Can we see the future of the music industry in China? I hope not.

We could read in the latest Economist edition that the worse-case scenario of the music industry has already come to pass:

Chinese consumers “won’t pay a penny” for recorded music, says Gary Chen. The music promoter turned digital entrepreneur ought to know. In 2006 he launched Top100.cn, a website which offered a choice of à la carte music downloads and monthly subscriptions. Its prices were low—but not low enough. Chinese music fans were raised on knockoff CDs and are now accustomed to getting hold of music for nothing on file-sharing websites. China will soon have the world’s second-biggest economy, but its legitimate music market is tiny (see chart). So Mr Chen changed tack. Last year Top100 began to offer Chinese internet users free MP3 music downloads, supported by advertisements. This year Mr Chen reckons he will sell about 10m yuan ($1.5m) in advertising. That would be a trivial sum in America or Britain. In a country where sales of recorded music amounted to just $75m last year, it is not at all bad.”
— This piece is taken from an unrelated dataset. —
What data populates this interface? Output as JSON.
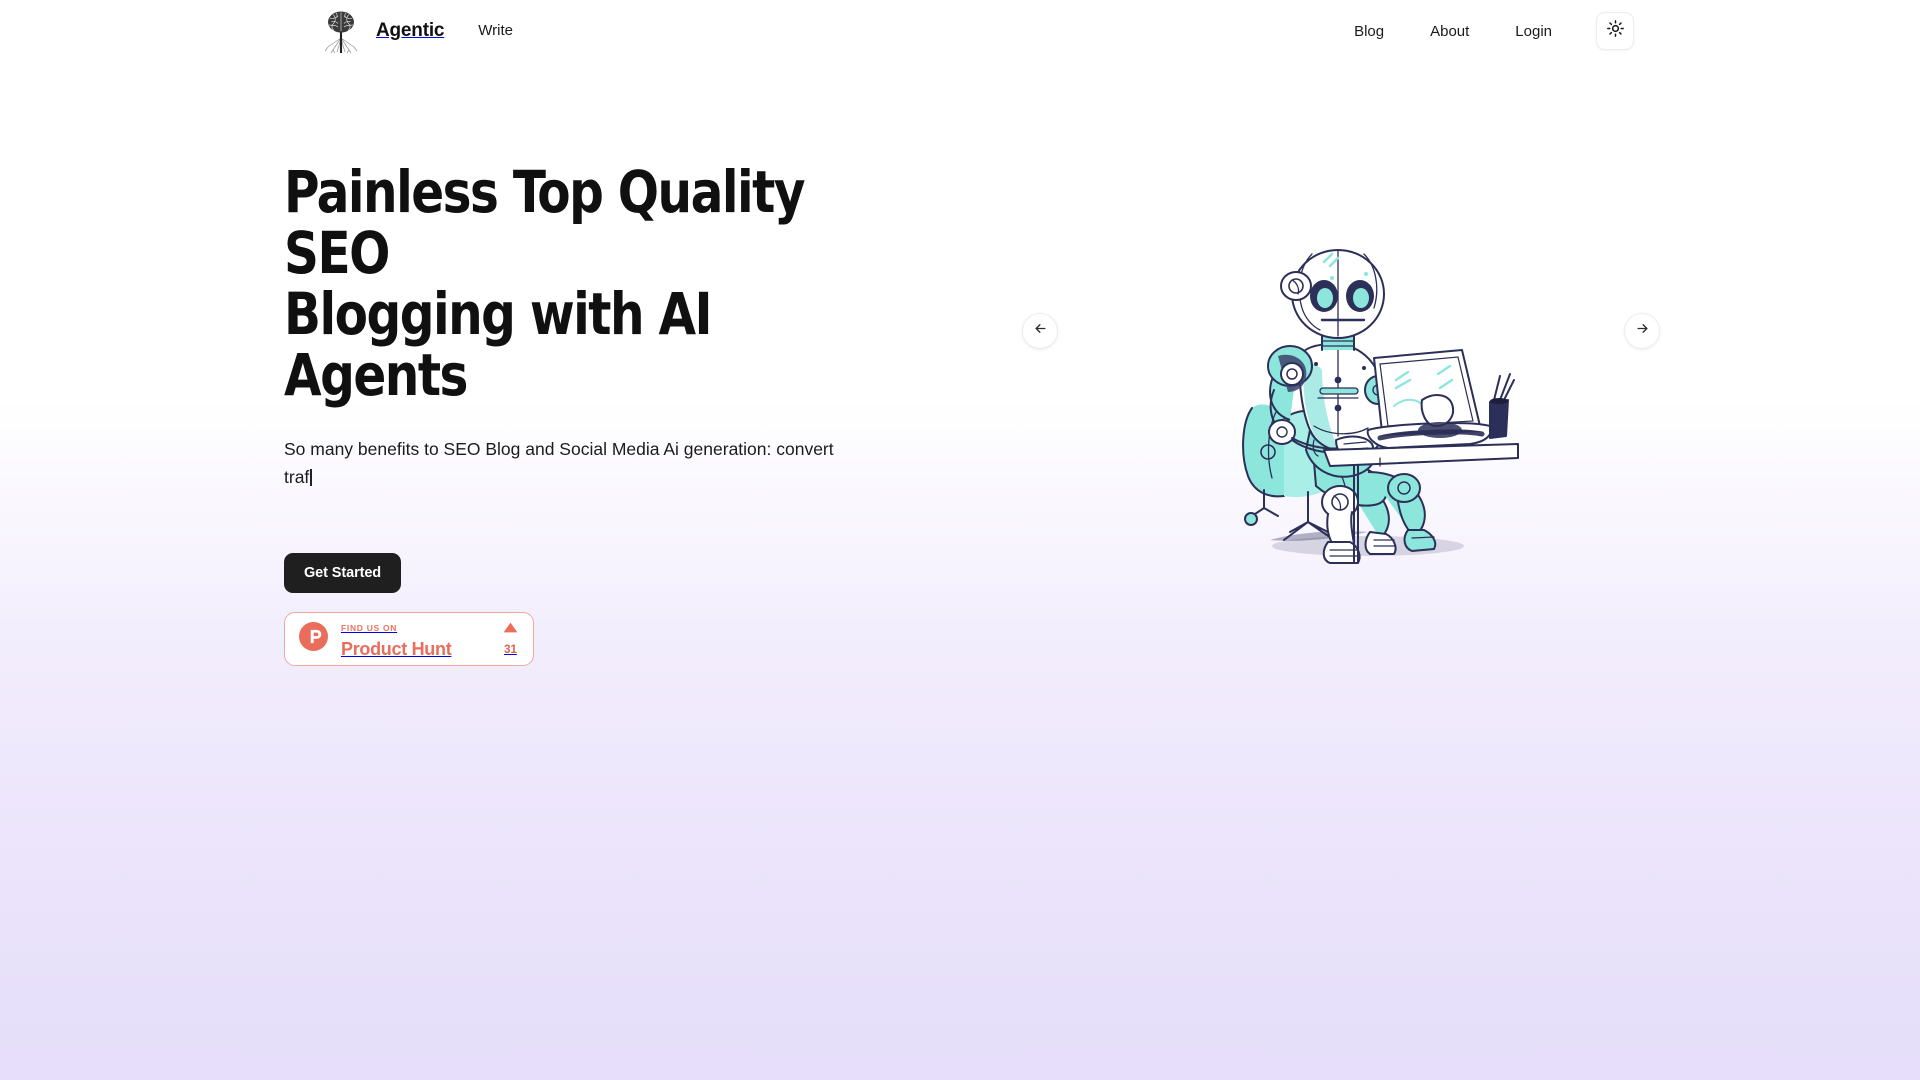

In the case of the monetisation of music, looking to China could be a bit like looking into a crystal ball. At least, the development of the Chinese music industry is certainly worth keeping an eye on. Here, because of the rampant piracy, they may be forced to innovate to make money off of their music. This means China might function as a test market, a place where music business models are experimented with, tried and tested, before the music markets of the West are desperate enough to do the same. Hence, perhaps they’ll find a solution that works and that can be replicated in Europe and US?

The British music business, on the other hand,  was recently reported to have finally begun growing again. However, this growth is almost only on the back of spectacular live concerts, merchandise and new, innovative partnerships between brands and artists. This probably points to the future of the music industry. Through marketing agencies (not record companies) or the likes, acting like middlemen, the musicians will create a range of different revenue streams by tapping into their enormous abilities to affect and inspire people. These channels musicians have into people’s hearts and minds are a match made in heaven for branding and advertising purposes. This is well exemplified by the band OK Go and its viral video hits online. They have been sponsored by for example the insurance company State Farm, in a case where the record company EMI were the ones fighting evolution by limiting the possibilities of online sharing. Don’t sell music, use music to sell.